Lance Cpl. Joseph Scott Pemberton, 25, boarded an American military aircraft heading to the U.S. on Sunday while in handcuffs and a mask, the Philippines’ Bureau of Immigration spokesperson Dana Sandoval told Reuters. His deportation comes after he was convicted for the 2014 killing for Jennifer Laude, after he found out she was transgender. 

Sandoval said Pemberton was blacklisted and banned from returning to the Philippines. 


Pemberton said in a statement released by his attorney Rowena Garcia-Flores that he was “extremely grateful” to Duterte and was extending his “most sincere sympathy” to Laude’s family.

He said he has spent “much time contemplating the many errors” he made on the night Laude died, saying he “wishes he had the words to express the depth of his sorrow and regret.”
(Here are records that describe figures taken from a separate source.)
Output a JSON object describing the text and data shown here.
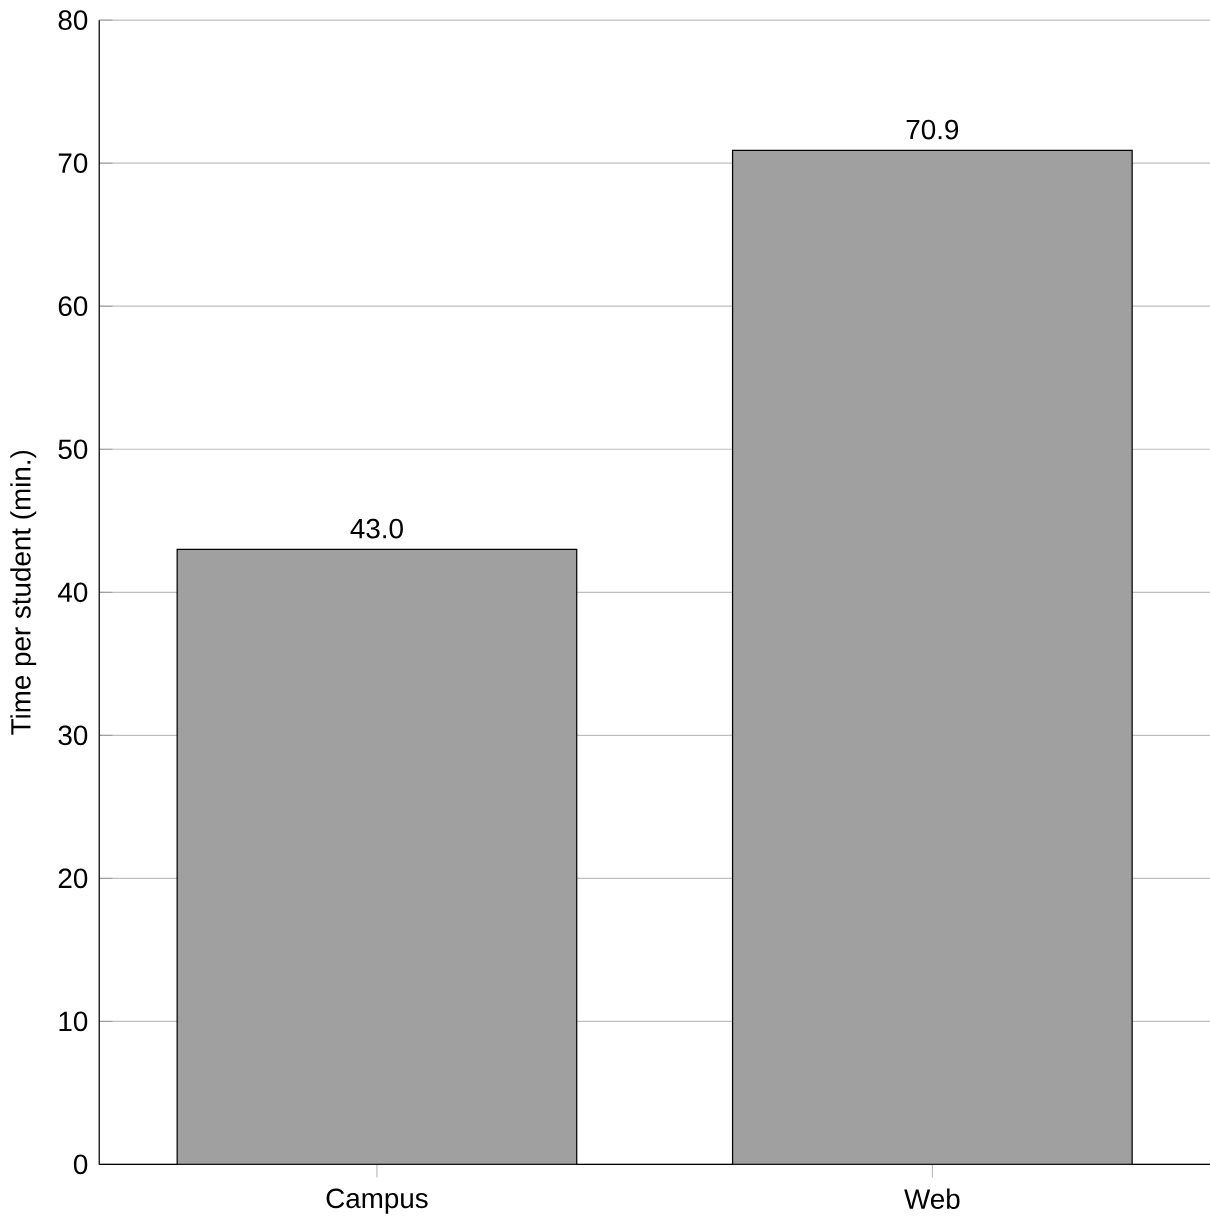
{
  "chart_data": {
    "type": "bar",
    "ylabel": "Time per student (min.)",
    "categories": [
      "Campus",
      "Web"
    ],
    "values": [
      43.0,
      70.9
    ],
    "color": "#a0a0a0",
    "ylim": [
      0,
      80
    ],
    "yticks": [
      0,
      10,
      20,
      30,
      40,
      50,
      60,
      70,
      80
    ],
    "grid": "y",
    "value_labels": [
      "43.0",
      "70.9"
    ]
  }
}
Virginia Suarez, the Laude family’s lawyer, said in a statement obtained by The Associated Press that she wishes Pemberton “peace of mind” and hopes he learned “the value of life and dignity regardless of gender and nationality.”

The U.S. Embassy said “all legal proceedings in the case took place under Philippine jurisdiction and law,” adding that “Pemberton fulfilled his sentence as ordered by Philippine courts,” according to the AP.

Duterte’s “absolute and unconditional pardon” of Pemberton last week and his deportation have raised scrutiny against a contract that governs American military presence in the country. 

Pemberton’s detention was organized under the Visiting Forces Agreement, a legal agreement governing temporary visits by U.S. military personnel. 


But the Regional Trial Court in Olongapo city ruled that a Philippine law allowing shorter jail sentences to those who practice good behavior still applied to the Marine, according to the AP. Laude’s family and the Department of Justice both appealed before the president issued his pardon.

Critics said the court order showed that American military members can get special treatment under the VFA. If the contract had been terminated, Pemberton couldn't have been kept at the military camp, and pressure would have mounted to move him to a prison in the Philippines, which the AP called “overcrowded and high-risk.”

Duterte announced in February that the VFA would end Aug. 9, before the Philippines backtracked on suspending the agreement. 

Pemberton was an anti-tank missile operator from New Bedford, Mass. He worked in joint exercises, among thousands of Americans, in the Philippines in 2014.

While on leave, he and other Marines met Laude and her friends before Laude was found dead in a motel room where she and Pemberton had checked in, according to the AP.